A Exxon Mobil estima que a produção global de petróleo e gás caiu 6% no 1º trimestre devido à guerra no Irã, ao fechamento do Estreito de Ormuz e a ataques a ativos de gás em março. A leitura foi apresentada hoje em prévia de balanço, com divulgação prevista para maio.

A empresa aponta que isso, somado aos impactos da temporização de seu programa de negociação, pode pressionar os ganhos no período, com efeitos estimados entre US$ 3,5 bilhões e US$ 4,9 bilhões, dependendo do cenário.

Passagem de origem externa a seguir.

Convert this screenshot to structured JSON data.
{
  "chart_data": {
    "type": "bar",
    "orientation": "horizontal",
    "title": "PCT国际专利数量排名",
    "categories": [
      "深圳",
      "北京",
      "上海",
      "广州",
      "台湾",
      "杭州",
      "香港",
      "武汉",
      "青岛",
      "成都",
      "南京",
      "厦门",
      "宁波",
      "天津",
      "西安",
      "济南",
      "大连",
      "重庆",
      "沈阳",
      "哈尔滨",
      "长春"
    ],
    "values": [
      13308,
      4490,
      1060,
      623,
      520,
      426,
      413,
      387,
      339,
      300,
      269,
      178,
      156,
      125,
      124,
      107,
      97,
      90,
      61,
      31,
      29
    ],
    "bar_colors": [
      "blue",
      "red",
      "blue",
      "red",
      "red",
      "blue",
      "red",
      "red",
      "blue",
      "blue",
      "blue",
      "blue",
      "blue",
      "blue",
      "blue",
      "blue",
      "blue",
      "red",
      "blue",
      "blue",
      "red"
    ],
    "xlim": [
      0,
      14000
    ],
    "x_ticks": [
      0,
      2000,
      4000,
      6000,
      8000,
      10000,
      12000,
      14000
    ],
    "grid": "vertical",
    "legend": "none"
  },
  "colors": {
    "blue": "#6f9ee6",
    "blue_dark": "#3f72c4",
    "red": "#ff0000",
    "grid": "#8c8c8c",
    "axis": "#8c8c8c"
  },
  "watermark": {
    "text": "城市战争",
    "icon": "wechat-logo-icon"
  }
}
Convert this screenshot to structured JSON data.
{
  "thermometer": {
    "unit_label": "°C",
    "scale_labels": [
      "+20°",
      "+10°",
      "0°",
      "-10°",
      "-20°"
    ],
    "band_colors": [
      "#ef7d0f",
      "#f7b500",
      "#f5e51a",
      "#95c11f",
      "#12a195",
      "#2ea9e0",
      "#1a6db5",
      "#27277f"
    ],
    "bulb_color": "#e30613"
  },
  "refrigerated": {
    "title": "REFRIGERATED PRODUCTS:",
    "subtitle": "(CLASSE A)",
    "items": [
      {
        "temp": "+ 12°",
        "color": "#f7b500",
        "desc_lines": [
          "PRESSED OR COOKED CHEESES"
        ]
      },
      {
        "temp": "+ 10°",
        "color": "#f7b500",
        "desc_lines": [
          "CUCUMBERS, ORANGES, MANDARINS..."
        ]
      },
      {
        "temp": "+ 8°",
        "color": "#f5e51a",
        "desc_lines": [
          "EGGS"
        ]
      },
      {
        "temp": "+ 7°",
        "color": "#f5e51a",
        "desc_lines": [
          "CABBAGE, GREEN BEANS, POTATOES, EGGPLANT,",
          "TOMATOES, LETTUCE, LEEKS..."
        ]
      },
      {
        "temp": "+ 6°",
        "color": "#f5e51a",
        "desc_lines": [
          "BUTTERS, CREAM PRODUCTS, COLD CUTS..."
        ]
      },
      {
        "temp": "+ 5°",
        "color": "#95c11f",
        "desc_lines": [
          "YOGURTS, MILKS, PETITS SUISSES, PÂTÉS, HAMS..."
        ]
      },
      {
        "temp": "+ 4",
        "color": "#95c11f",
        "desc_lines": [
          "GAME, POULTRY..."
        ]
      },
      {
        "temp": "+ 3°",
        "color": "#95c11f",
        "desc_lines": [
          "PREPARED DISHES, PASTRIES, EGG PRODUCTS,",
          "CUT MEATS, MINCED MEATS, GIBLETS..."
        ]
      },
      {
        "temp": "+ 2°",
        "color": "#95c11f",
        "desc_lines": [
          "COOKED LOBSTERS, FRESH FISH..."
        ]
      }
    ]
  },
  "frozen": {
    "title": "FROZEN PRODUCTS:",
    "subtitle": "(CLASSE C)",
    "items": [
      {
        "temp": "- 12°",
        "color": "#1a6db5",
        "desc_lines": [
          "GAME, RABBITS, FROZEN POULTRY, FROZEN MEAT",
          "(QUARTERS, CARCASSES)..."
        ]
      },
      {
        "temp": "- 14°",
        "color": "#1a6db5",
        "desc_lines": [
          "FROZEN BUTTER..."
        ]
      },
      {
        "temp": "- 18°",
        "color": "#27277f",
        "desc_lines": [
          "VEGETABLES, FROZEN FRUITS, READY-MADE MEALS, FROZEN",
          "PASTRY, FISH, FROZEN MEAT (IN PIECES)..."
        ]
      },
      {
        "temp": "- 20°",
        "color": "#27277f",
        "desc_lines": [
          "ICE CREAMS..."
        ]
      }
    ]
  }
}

A Shell informou que a produção de gás natural do seu segmento integrado no 1º trimestre ficará aquém do previsto, estimando 880 mil a 920 mil boe/d, contra a faixa anterior de 920 mil a 980 mil boe/d. “Pearl” e outras instalações no Catar foram citadas entre os ativos afetados.

Contexto operacional

Segundo a prévia, os ativos da Exxon no Catar e nos Emirados Árabes Unidos representam cerca de 20% da produção global da companhia, mas uma parcela menor dos ganhos upstream. A empresa confirmou que o balanço do 1T será divulgado em maio, com detalhes sobre produção e lucros.

A Shell reiterou que o ajuste na projeção reflete pressões resultantes do conflito e dos recentes ataques à indústria de petróleo e gás. A notícia ressalta o ambiente volátil que envolve as operações no Oriente Médio e no Golfo.

Com informações da Dow Jones Newswires.